Avec Juliette Morillot, pécialiste des deux Corées, rédactrice en chef adjointe d'Asialyst. Co-auteure, avec Dorian Malovic, de "La Corée du Nord en 100 questions", éditions Tallandier ; Bruno Tertrais, directeur adjoint de la Fondation pour la Recherche Stratégique et chercheur en géopolitique, spécialiste des questions de défense.

L'Europe désunie : l'Union Européenne face à ses populismes

Après la défaite de l’extrême droite à la présidentielle autrichienne en 2016 puis celle de Marine Le Pen en mai dernier, on pensait les populismes européens en perte de vitesse. Mais depuis le début de l’été, le conflit qui oppose Bruxelles à plusieurs pays d’Europe centrale et orientale a été ravivé. La commission européenne a lancé un avertissement à la Pologne, s’opposant à la dérive autoritaire du pays menée sous la houlette de Jaroslaw Kaczynsky, le chef du parti conservateur Droit et Justice, véritable homme fort du pays. Quand elle a rejoint l’Union en 2004, la Pologne s’était engagée à respecter les critères de Copenhague, notamment l’état de droit, l’indépendance du système judiciaire, la liberté de la presse. Autant de valeurs remises en cause par Varsovie, qui met au pas les médias, le ministère de la justice et la cour suprême et refuse de respecter les quotas de migrants imposés par Bruxelles aux pays de l’Union. Dans sa contestation des règles européennes, la Pologne n’est pas seule. Elle est soutenue par la Hongrie de Viktor Orban, le champion de la démocratie illibérale, qui malmène lui aussi les valeurs de l’UE. 28 ans après la chute du Mur de Berlin, l’Europe se divise à nouveau entre ses parties occidentale et orientale. Bien qu’étant devenue invisible sur les cartes, la frontière qui sépare l’est de l’ouest de l’Europe existe toujours. Trente ans n’auront pas suffi pour réunir dans un même melting pot européen des cultures et des histoires très différentes.

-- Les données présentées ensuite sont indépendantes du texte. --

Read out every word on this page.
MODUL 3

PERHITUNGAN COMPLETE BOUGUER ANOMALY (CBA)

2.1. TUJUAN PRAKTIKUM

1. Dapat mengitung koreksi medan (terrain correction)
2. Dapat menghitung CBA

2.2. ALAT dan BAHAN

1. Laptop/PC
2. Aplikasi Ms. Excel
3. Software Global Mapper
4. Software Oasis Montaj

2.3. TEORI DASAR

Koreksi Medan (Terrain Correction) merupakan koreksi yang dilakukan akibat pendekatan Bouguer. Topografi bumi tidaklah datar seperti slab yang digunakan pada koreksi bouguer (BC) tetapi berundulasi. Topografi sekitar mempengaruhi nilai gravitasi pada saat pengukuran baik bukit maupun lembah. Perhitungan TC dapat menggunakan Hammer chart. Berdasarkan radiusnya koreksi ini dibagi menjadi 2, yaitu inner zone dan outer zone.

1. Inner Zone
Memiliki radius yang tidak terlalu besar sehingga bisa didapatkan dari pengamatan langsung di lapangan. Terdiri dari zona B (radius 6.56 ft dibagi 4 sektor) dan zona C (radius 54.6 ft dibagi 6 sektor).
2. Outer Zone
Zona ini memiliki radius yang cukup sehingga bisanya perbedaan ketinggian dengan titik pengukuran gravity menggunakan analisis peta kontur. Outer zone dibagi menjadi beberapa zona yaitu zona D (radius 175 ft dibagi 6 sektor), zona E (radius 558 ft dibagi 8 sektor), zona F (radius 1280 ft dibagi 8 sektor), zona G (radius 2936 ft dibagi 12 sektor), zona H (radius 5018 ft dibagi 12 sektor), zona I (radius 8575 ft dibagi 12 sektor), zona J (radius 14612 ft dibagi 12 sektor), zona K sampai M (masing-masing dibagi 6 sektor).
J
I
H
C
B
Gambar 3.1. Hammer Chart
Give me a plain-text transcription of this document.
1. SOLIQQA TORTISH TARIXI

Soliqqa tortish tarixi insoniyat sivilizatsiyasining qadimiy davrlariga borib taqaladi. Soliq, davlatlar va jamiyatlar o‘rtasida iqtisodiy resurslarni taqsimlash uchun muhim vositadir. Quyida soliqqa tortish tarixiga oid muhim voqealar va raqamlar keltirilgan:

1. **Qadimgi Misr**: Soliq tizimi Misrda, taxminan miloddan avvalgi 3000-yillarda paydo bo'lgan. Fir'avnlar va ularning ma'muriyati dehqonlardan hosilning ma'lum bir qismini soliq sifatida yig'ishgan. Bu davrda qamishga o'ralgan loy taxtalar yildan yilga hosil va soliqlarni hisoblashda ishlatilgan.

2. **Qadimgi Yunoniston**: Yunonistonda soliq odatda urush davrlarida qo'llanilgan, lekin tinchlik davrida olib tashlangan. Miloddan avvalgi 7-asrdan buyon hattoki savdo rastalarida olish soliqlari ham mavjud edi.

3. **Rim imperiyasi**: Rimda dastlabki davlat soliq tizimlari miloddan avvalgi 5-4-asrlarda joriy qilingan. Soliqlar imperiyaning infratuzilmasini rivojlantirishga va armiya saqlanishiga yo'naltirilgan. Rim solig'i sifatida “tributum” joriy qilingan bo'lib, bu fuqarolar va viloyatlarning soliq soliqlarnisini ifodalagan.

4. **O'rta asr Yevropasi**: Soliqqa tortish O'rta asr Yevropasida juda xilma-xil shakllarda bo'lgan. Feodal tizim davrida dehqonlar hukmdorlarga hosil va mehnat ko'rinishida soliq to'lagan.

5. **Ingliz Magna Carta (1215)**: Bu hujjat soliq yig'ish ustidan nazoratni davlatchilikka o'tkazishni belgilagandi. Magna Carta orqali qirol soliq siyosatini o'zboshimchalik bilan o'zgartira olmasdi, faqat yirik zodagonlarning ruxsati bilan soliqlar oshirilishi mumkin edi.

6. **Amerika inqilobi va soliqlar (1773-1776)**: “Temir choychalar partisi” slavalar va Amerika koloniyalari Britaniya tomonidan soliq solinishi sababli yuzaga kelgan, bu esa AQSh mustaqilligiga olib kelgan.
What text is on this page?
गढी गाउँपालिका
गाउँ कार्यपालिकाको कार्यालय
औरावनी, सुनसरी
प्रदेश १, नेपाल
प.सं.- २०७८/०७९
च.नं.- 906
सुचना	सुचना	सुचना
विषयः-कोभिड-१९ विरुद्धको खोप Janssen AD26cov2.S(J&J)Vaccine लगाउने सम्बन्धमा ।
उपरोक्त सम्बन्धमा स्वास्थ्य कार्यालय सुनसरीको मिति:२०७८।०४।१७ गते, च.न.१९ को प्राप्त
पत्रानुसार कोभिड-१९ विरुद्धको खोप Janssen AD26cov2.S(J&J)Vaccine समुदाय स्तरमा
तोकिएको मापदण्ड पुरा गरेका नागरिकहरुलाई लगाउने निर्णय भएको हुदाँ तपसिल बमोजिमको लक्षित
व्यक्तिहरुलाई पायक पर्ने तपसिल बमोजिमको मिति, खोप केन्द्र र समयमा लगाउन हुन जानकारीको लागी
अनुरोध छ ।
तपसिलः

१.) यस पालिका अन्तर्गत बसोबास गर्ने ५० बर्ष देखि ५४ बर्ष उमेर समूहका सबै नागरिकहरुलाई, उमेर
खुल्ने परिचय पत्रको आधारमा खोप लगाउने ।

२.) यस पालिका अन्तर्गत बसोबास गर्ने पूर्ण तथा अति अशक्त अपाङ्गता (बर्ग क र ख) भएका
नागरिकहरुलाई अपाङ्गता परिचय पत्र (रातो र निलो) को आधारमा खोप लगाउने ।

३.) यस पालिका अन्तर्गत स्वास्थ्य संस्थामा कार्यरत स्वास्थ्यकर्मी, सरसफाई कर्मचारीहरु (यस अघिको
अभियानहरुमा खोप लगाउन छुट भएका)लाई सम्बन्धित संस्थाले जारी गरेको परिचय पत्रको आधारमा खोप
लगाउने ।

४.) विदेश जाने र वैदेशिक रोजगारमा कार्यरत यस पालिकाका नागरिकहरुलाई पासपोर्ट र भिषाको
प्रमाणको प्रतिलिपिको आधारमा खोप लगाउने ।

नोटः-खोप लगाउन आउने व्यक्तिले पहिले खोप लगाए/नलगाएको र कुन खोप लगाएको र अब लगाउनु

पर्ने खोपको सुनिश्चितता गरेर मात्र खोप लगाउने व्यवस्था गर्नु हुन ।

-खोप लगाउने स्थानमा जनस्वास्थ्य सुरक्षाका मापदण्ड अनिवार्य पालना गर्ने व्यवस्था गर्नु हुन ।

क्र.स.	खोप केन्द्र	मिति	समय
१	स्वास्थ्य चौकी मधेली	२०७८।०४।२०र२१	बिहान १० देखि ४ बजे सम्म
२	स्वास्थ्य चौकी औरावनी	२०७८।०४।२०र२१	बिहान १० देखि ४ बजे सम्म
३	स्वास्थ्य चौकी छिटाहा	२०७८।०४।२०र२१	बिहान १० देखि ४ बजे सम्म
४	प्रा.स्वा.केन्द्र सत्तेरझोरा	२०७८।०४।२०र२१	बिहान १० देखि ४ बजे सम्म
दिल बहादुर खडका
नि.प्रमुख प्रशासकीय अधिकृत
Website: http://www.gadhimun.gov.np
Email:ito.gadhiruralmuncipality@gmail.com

La religion, l’immigration, le rapport à la Russie, la perception des menaces sont autant de sujets majeurs qui opposent Varsovie, Budapest et leurs alliés du groupe de Visegrad, la République Tchèque et la Slovaquie, aux pays fondateurs de l’Union. La crise s’est aggravée pendant l’été. Bruxelles menace de déclencher une procédure de suspension du droit de vote de la Pologne au conseil européen. Une procédure d’infraction contre les pays du groupe de Visegrad a aussi été lancée pour non-respect du plan de répartition des migrants. Jusqu’où le conflit peut-il aller ?

Avec Bruno Tertrais, directeur adjoint de la Fondation pour la Recherche Stratégique et chercheur en géopolitique, spécialiste des questions de défense ; Jean-Dominique Giuliani, président de la fondation Robert Schuman ; Jean-Yves Potel, historien et politologue, spécialiste de la Pologne.